Published online by Cambridge University Press: 05 May 2015
In the early phase of the war, Constantin Schneider, an Austro-Hungarian infantry officer with the 8th Division, 4th Army, noted in his diary a brief religious scene that made a strong impression in his memory. After the division's “baptism of fire” near the town of Belz in Galicia in August 1914, Schneider observed a group of Austro-Hungarian soldiers praying together: “On a tree near a small meadow hung a squalid picture of a saint. Here the men crowded together and murmured prayers. Since the first battle, did the men become God-fearing, or from belief did a secret power actually spring forth that was more powerful than death?” Schneider never answered the question, but he touched on important parts of religious faith: for some soldiers, the experience of battle and its brush with existential chaos made them discover (or rediscover) religious feelings. In many instances, soldiers’ preexisting religious faith helped them to cope with the horrors of battle. Schneider did not mention, however, that combat also caused soldiers to abandon their religious faith – a subject that for many Great War histories is the sole way of representing religious believers’ reactions to industrial warfare.

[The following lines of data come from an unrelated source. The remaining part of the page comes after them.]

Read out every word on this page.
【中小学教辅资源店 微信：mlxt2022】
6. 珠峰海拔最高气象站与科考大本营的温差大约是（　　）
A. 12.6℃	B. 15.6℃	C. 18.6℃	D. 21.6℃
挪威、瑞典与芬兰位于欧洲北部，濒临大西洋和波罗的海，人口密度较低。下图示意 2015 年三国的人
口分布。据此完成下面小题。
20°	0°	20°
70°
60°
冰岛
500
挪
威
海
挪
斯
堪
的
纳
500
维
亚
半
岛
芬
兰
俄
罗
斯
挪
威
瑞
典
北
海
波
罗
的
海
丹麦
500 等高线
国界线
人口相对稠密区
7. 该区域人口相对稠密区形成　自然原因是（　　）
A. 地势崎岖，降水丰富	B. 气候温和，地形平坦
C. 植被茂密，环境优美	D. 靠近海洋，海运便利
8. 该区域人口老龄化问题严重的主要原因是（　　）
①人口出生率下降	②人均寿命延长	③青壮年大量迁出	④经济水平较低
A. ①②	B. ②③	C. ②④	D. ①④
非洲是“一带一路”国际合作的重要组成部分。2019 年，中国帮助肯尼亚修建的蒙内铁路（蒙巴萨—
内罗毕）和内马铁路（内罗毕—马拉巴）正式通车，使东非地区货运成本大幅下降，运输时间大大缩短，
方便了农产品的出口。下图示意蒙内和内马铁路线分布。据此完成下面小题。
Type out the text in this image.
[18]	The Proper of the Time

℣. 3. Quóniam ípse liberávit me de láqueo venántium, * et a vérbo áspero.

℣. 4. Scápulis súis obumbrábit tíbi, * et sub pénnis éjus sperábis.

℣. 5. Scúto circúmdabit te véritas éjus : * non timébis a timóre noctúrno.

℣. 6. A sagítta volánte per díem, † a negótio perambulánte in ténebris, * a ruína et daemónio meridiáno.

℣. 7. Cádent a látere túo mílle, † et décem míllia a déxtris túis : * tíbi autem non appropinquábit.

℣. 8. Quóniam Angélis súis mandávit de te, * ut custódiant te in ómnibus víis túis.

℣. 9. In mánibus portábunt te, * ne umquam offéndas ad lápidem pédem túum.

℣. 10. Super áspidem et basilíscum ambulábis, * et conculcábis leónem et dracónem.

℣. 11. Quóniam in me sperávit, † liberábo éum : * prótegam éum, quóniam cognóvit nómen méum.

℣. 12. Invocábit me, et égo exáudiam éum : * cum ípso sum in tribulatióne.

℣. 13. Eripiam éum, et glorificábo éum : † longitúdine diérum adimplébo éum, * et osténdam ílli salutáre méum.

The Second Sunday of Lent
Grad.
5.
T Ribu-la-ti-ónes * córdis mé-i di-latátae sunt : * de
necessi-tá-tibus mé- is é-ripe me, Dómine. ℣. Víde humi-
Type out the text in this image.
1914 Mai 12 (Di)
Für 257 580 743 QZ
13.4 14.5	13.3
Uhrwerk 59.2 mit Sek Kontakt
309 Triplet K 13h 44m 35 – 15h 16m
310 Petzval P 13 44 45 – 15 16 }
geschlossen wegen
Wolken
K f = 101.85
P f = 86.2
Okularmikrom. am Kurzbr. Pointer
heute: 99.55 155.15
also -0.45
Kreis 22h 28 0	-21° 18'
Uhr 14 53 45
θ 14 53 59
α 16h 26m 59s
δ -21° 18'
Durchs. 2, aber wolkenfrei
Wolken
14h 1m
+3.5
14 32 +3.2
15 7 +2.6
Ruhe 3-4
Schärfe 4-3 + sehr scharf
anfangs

Much ink has already been spilled on the topic of disenchantment. Contrary to believers’ stereotypes about the rush to religion during time of war, there certainly were atheists in foxholes, and moreover, it was precisely the encounter with industrialized mass carnage that made some religious believers abandon their religious faith. The archetypal hellish landscape of the Western Front served as the potent symbol of a loss of faith, the shattered illusions of the pre-1914 world. The English artist Paul Nash succinctly described his impressions of the trench setting: “No pen or drawing can convey this country – the normal setting of the battles taking place day and night, month after month.